Etouffés ou grillés

Aucun refuge pour ceux qui étaient pris dans la fournaise

bombardement japon en 1944
Lorsqu'enfin Power donna l'ordre de repartir vers la base, il n'y avait plus dans les rues de Tokyo aucun refuge pour ceux qui étaient pris dans la fournaise. A mesure que la chaleur devenait plus suffocante, la population fut saisie de panique. Les gens couraient en tous sens et ne tardaient pas à tomber d'épuisement, car l'air devenait irrespirable. Beaucoup moururent étouffés ou grillés vifs, dans les abris insuffisants où ils se tenaient debout, serrés les uns contre les autres.
Dans le théâtre Meijiza, les cadavres étaient empilés sur une hauteur de deux mètres. Ceux qui tentèrent de s'échapper du brasier combattirent souvent leurs propres compatriotes avec fureur, afin de se forcer un passage. Un grand nombre crurent trouver leur salut dans des ruisseaux ou des étangs, mais après être restés dans l'eau jusqu'à la ceinture, ils ne tardèrent pas à s'écrouler parce qu'il n'y avait plus assez d'oxygène dans l'air. Partout, les gens se tenaient la gorge, mais ne trouvaient pas assez d'air pour respirer.
Les membres de la police et les pompiers ne pouvaient rien faire et furent souvent piétinés par des foules en état d'émeute. Tout le matériel des pompiers, c'est-à-dire une centaine de véhicules, fut en effet détruit par l'incendie.

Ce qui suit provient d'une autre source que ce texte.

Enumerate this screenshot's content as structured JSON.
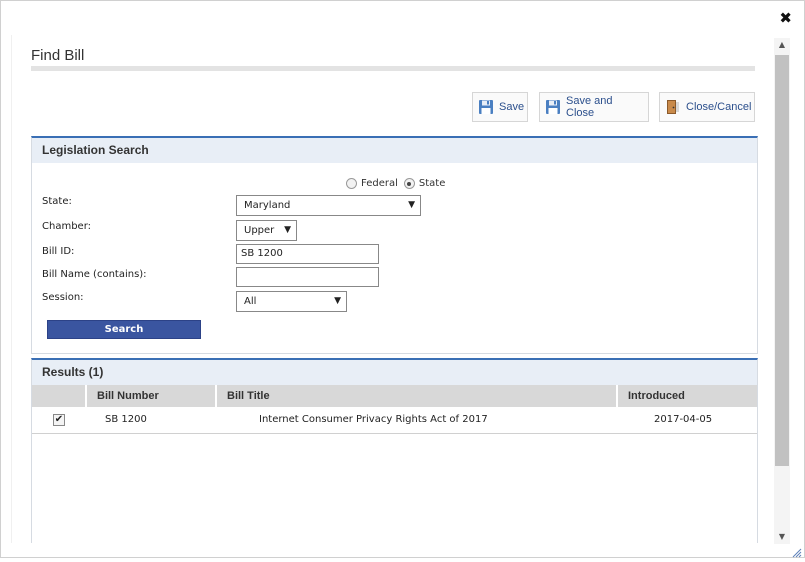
{
  "dialog": {
    "title": "Find Bill",
    "close_glyph": "✖"
  },
  "toolbar": {
    "save_label": "Save",
    "save_close_label": "Save and Close",
    "close_cancel_label": "Close/Cancel"
  },
  "search": {
    "header": "Legislation Search",
    "scope_options": [
      {
        "label": "Federal",
        "checked": false
      },
      {
        "label": "State",
        "checked": true
      }
    ],
    "state_label": "State:",
    "state_value": "Maryland",
    "chamber_label": "Chamber:",
    "chamber_value": "Upper",
    "bill_id_label": "Bill ID:",
    "bill_id_value": "SB 1200",
    "bill_name_label": "Bill Name (contains):",
    "bill_name_value": "",
    "session_label": "Session:",
    "session_value": "All",
    "search_button": "Search"
  },
  "results": {
    "header": "Results (1)",
    "columns": [
      "Bill Number",
      "Bill Title",
      "Introduced"
    ],
    "rows": [
      {
        "checked": true,
        "bill_number": "SB 1200",
        "bill_title": "Internet Consumer Privacy Rights Act of 2017",
        "introduced": "2017-04-05"
      }
    ]
  },
  "icons": {
    "save": "floppy-disk-icon",
    "save_close": "floppy-disk-icon",
    "close_cancel": "door-exit-icon",
    "dropdown": "caret-down-icon"
  },
  "colors": {
    "accent": "#3a6fb5",
    "button_primary": "#3a55a0",
    "link_text": "#2b4f8c",
    "section_header_bg": "#e8eef6"
  }
}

bombadement du Japon en 1945
Les seules issues possibles des quartiers visés par les bombardiers étaient les ponts jetés sur la rivière Sumida. Au-delà de cette rivière, dans la pénombre de la partie sacrée de la ville, celle du palais impérial, les victimes pouvaient chercher le salut. C'est pourquoi des milliers de Japonais se ruèrent dans cette direction, tout en hurlant de terreur et se battant les uns contre les autres afin d'arriver plus vite au but.
Des hommes et des femmes furent ainsi précipités dans la rivière et s'y noyèrent. Des visages innombrables furent tuméfiés, on cassait au besoin les membres de ceux qui bloquaient le passage. C'est ainsi que les ponts de la Sumida devinrent un champ de bataille où s'affrontèrent des milliers de malheureux pris de panique. Par centaines, les cadavres gisaient sur le sol, à quelques centaines de mètres du salut.
Un garçon nommé Wakabayashi, qui s'était réfugié dans un abri du faubourg d'Arakawa, en sortit pour voir l'étendue du désastre. A ce moment précis, un B-29 largua une pluie de projectiles au magnésium, et l'un d'eux éclata tout près de l'enfant. Il eut une main gravement brûlée mais ne subit pas d'autre blessure. Il aida alors ses voisins à essayer d'éteindre les débuts d'incendie dans diverses maisons avec des « hitataki », c'est-à-dire des perches de bambou au bout desquelles étaient ficelés de gros morceaux d'étoffe imbibée d'eau.
Mais il y avait tant de projectiles tombés du ciel que Wakabayashi et ses camarades durent quitter ce secteur, renonçant à stopper le feu infernal. Ils coururent à la rivière et découvrirent là plusieurs centaines de personnes, debout dans l'eau et serrées les unes contre les autres. Elles étaient toutes mortes. Le jeune homme ne put que s'éloigner en chancelant, et il réussit à atteindre une zone qui avait échappé au désastre.